Enfance : Haro sur l’exploitation

Le phénomène du travail des enfants au Maroc ne date pas d’hier. C’est une réalité enracinée dans l’histoire du pays. Aujourd’hui, la lutte contre ce fléau est plus que d’actualité. Nombreuses sont les associations qui sont à cheval pour mettre un terme à l’exploitation des enfants, ou du moins l’atténuer. Dans ce sens, les syndicats national et néerlandais de l’enseignement ont organisé, samedi dernier à Fès, une conférence sur l’exploitation économique des enfants.
Cette manifestation sociale, à laquelle ont pris part des universitaires marocains et étrangers, des pédagogues, des psychologues ainsi que des représentants de la société civile, s’inscrit dans le cadre des préparatifs des projets menés par le syndicat national de l’enseignement visant la lutte contre l’emploi des enfants au Maroc.
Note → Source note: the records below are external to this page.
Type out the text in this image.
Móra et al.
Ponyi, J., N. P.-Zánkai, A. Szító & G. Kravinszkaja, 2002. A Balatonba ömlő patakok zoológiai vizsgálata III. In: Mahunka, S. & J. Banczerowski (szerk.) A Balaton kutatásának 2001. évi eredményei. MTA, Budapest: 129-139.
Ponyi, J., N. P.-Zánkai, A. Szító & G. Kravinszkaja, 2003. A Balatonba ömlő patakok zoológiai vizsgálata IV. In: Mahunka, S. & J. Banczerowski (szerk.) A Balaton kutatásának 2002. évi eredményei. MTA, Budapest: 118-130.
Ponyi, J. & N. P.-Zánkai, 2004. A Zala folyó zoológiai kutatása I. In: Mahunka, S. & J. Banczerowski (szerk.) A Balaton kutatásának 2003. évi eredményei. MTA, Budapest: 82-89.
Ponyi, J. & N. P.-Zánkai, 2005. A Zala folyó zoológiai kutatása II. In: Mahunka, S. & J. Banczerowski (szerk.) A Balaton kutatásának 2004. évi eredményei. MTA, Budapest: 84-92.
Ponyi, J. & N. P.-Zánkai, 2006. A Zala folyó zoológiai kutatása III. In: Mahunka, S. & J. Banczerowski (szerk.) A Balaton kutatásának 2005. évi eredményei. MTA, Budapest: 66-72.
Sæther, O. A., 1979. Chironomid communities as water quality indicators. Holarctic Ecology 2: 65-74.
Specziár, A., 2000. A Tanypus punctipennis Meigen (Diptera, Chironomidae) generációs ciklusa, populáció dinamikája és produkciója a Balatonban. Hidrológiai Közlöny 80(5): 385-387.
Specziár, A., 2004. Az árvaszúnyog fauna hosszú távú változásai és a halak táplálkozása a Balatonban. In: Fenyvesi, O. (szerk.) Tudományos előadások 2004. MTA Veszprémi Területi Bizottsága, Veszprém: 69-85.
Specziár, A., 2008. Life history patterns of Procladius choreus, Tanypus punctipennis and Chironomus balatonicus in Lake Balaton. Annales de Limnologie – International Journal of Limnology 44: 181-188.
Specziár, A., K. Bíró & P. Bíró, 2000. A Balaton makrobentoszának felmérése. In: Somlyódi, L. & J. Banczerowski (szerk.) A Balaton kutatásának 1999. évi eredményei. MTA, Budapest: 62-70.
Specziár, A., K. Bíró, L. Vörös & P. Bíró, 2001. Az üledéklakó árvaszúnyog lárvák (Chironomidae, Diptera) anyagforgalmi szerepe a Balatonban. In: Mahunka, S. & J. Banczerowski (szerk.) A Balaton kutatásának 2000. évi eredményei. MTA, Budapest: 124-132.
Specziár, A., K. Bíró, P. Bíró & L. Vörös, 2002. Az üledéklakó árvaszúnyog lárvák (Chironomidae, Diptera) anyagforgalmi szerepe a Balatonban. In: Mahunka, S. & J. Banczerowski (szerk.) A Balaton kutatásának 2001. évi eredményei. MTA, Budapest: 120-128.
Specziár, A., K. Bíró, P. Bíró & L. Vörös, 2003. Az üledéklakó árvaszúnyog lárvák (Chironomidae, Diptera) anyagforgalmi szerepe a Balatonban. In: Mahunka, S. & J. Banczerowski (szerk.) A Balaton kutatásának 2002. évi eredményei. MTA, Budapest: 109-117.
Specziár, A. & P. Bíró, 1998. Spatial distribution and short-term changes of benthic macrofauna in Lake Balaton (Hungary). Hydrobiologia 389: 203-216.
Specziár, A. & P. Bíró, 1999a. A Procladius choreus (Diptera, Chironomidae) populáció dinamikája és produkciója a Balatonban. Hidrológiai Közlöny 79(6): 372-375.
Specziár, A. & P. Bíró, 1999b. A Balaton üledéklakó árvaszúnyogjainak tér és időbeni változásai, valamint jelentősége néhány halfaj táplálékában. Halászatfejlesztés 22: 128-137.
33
Lors de cette rencontre, qui a été marquée par la présentation des expériences pilotes en matière de protection des enfants dans les secteurs de la poterie, de zellige et de la dinanderie dans la capitale spirituelle du pays, les participants se sont penchés sur les causes économiques et sociales qui sont derrière ce phénomène qui porte préjudice à notre société. L’exode rural, la pauvreté, la dislocation de la cellule familiale, l’échec de la scolarité et l’analphabétisme étaient les principales causes, ont-ils noté, qui poussent la relève de demain à travailler dans des conditions insalubres et dangereuses mettant en péril leur épanouissement physique, moral, intellectuel et même affectif.
Selon les statistiques de 1994, le nombre des enfants travailleurs de moins de quinze ans s’élève à 366.943, dont 65 % sont du sexe masculin et 72,6 % sont issus du monde rural.
S’agissant des différentes tâches exercées par les enfants dans le travail, les participants ont souligné que le phénomène d’abus et d’exploitation sexuels des enfants est souvent occulté par la loi du silence qui sévit dans le secteur. Ils ont également déploré le vide juridique en matière d’exploitation des enfants, appelant les parties concernées, pouvoirs publics et différentes composantes de la société civile, à prendre des actions urgentes pour éradiquer le travail des enfants, du moins dans les secteurs à « risque ».
Les intervenants ont également évoqué, lors de cette manifestation, les conventions internationales ratifiées par le Maroc visant l’élimination du travail des enfants.
Et de conclure en soulignant que la généralisation de l’enseignement des enfants âgés de six ans, la sensibilisation sur la protection de l’enfance et la lutte contre la pauvreté et l’analphabétisme demeurent les facteurs déterminants pour mettre un terme à l’emploi des enfants dans toutes ses formes.